Stall has been saying all week that his horse does not necessarily need the lead in the Juvenile, although both of the 2yo Thunder Gulch colt’s previous victories were wire-to-wire under jockey Shaun Bridgmohan.

“He’s never been tested in his life, he’s always just won with straight-forward ears,” Stall said. “I keep saying, ‘He just ‘out-athleted’ them, if that’s a word. But who knows. If we leave on our toes from the three-hole, we may be there. That’s the instructions: just take what they give you, Shaun.”

Jaycito – The son of Victory Gallop took another 1 ½ m turn around the Churchill Downs track Thursday and trainer Mike Mitchell continues to be pleased with his charges.
 
“He has such a great way of going,” the veteran trainer said. “He feels great and he’s acting great.”
 
The colt was scheduled to school in the paddock with the horses running in Thursday’s fourth race.
 
With the historic Twin Spires forming a perfect backdrop for all the Breeders’ Cup runners, it would seem natural for Mitchell to ponder what might be a few months from now on the first Saturday in May for his juvenile runner. Asked about that, the trainer said, “We’re not looking forward yet, but after this race, I’ll give this colt probably a couple of months off and then decide on what to do in his 3-year-old year.

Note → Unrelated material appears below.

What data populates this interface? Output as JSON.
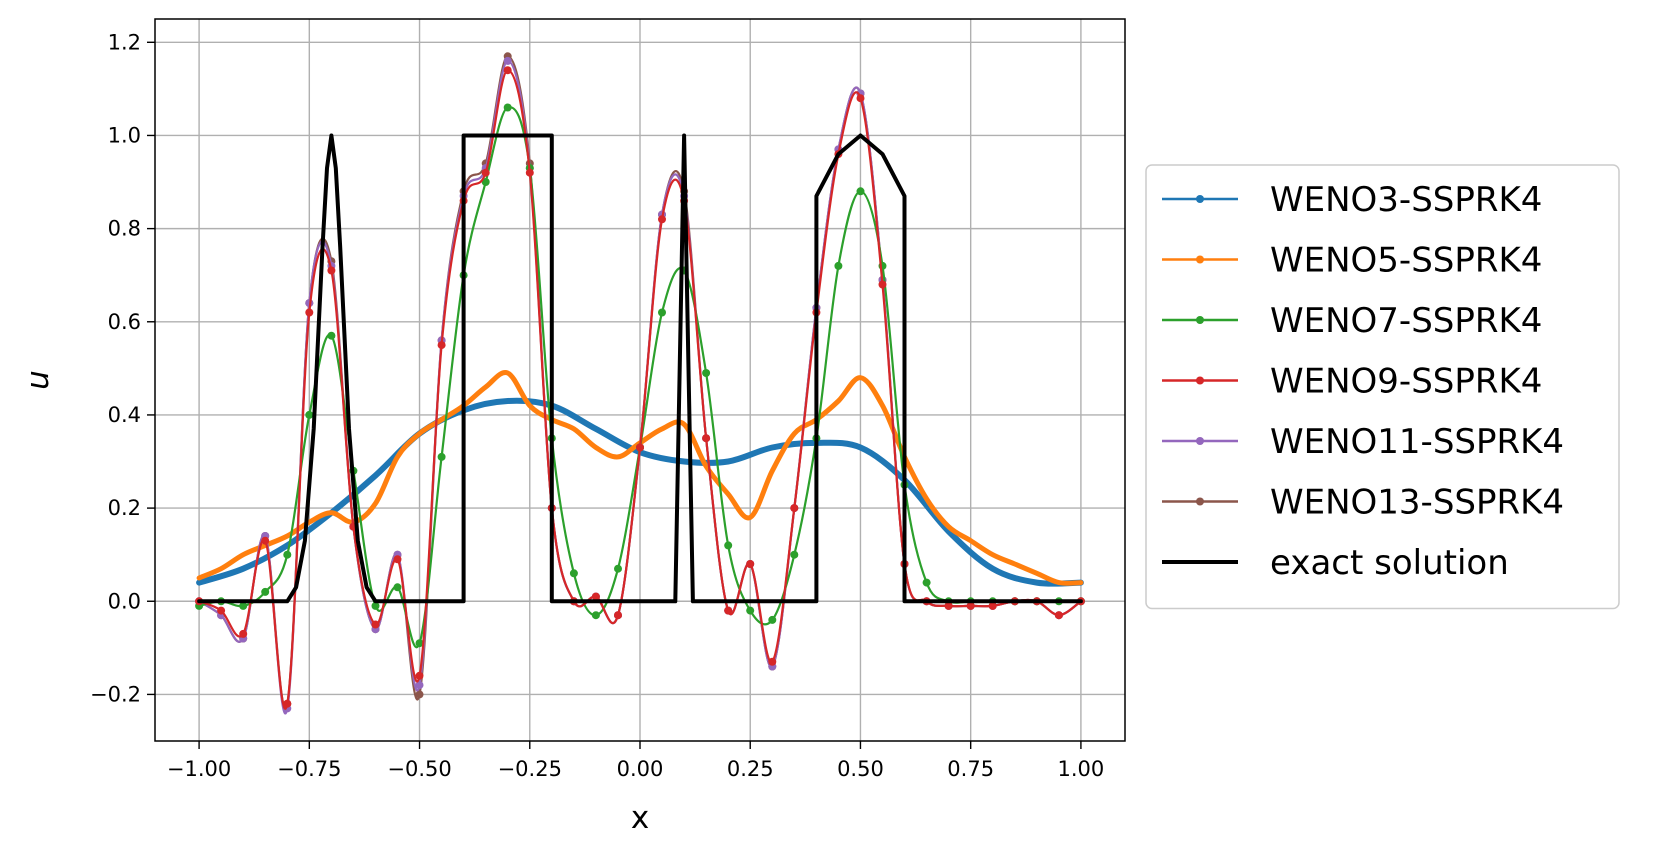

If we go forward (toward the Kentucky Derby), he probably wouldn’t race more than twice before that race – maybe only once.
 
“We know what he have already. Depending on what he does here, I’ll know what I have to put under him (for the Derby). If I’m going to go to the Derby, I want a fresh horse.”
 
Murjan – Trainer Darrin Miller galloped Murjan 1 1/2 m and let him stand in the gate.
 
Riveting Reason – Maria Ayala, assistant to owner-trainer Myung Kwon Cho, was pleased Thursday morning after Riveting Reason returned to the barn with exercise rider Mario Uribe aboard.
 
“He galloped very strong this morning,” Ayala said. “The rider said my colt just pulled him around. He was so strong.”

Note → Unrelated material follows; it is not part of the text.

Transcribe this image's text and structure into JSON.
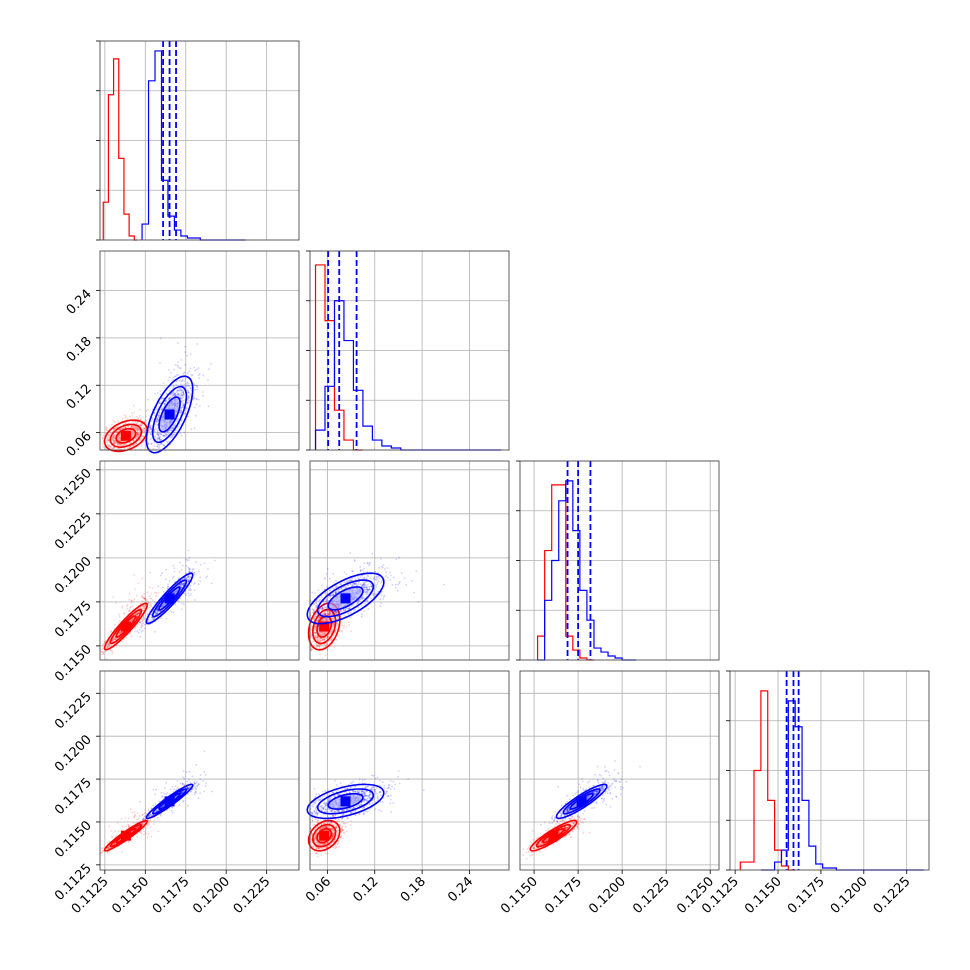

Rogue Romance – Trainer Ken McPeek sent his Smarty Jones colt to the track for a 1 ½ m gallop on Thursday in preparation for the race.

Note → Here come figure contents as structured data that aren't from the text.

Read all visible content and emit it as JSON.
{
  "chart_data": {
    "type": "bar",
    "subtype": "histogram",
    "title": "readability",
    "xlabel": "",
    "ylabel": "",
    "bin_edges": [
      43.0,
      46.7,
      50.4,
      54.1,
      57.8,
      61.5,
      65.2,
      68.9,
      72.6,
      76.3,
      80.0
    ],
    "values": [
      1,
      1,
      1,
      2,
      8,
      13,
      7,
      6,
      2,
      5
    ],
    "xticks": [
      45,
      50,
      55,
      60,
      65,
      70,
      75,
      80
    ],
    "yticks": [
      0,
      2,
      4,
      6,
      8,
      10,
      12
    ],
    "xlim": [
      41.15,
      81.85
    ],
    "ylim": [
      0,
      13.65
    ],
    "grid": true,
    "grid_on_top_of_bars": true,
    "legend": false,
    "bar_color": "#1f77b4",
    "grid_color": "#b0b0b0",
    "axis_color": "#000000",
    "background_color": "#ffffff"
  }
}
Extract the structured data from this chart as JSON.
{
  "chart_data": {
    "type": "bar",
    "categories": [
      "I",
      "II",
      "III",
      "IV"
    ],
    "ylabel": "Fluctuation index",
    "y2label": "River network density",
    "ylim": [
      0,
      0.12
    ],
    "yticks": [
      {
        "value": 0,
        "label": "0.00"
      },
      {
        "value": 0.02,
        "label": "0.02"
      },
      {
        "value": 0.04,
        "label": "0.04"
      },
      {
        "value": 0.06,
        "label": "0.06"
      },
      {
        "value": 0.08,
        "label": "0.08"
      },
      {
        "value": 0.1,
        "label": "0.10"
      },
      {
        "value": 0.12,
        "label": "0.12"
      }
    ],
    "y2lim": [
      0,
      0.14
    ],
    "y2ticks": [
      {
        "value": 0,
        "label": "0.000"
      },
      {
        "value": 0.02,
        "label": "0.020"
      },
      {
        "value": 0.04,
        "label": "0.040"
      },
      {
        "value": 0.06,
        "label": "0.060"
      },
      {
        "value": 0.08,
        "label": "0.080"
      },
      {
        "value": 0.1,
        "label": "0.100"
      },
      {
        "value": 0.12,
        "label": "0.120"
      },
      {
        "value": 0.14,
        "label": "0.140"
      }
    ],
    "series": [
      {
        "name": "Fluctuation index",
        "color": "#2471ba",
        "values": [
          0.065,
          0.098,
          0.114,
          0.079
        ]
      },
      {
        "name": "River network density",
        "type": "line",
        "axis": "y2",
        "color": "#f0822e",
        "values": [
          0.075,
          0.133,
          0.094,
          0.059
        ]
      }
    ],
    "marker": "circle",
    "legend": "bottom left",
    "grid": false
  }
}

“It was a regular gallop, nothing complicated,” said McPeek, who said earlier in the week that he was going to be a boring interview because he’s letting his horses do the talking.

Stay Thirsty/Uncle Mo – Both of the Repole Stable colts galloped 1 ¼ m around the Churchill Downs main track Thursday morning and will be schooled in the paddock on Friday, according to trainer Todd Pletcher.
 
“He (owner Mike Repole) is very excited,” Pletcher said. “Having this opportunity to have two colts of this caliber in one crop is terrific and he’s enjoyed every minute of it.  I’d love to win it.”
 
Stay Thirsty will be playing second fiddle to his favored stablemate, but Pletcher is high on both prospects.
 
“He (Stay Thirsty) ran a big race in the Hopeful, and this was coming back three weeks after breaking his maiden,” Pletcher said. “It wasn’t ideally what we wanted to do. Unfortunately the Futurity doesn’t exist anymore at Belmont. We had his stablemate pointing for the Champagne, so it sort of put us in a position where we had to run him back a little sooner than we wanted to. We’ve had plenty of time from that race to this race.”
 
Pletcher admitted he’s tempted to think about what might be on the first Saturday in May here in 2011.
 
“With a colt by Bernardini that’s a half-brother to a horse that was second in the Belmont (Andromeda’s Hero), you would think he was dying to stretch out,” Pletcher said.
 
Javier Castellano rides Stay Thirsty for the first time from post 6. He is 8-1 on the morning line.
 
Stablemate Uncle Mo is the colt most everybody is talking about, and he’s the 7-5 morning-line favorite.
 
“He’s a special colt,” Pletcher said. “To break his maiden the way he did at Saratoga was eye-catching to say the least. You’re always concerned about coming back and stretching out in distance and stepping up in class, and then he comes back in the Champagne and runs a mile in 1:34 and change and was very impressive doing it. I liked the way he finished the mile and I liked the way he galloped out.”
 
Pletcher has never won this race, but hopes this Indian Charlie colt can end that streak.
 
“He’s been a real intelligent colt to train and we’re excited about him,” he said.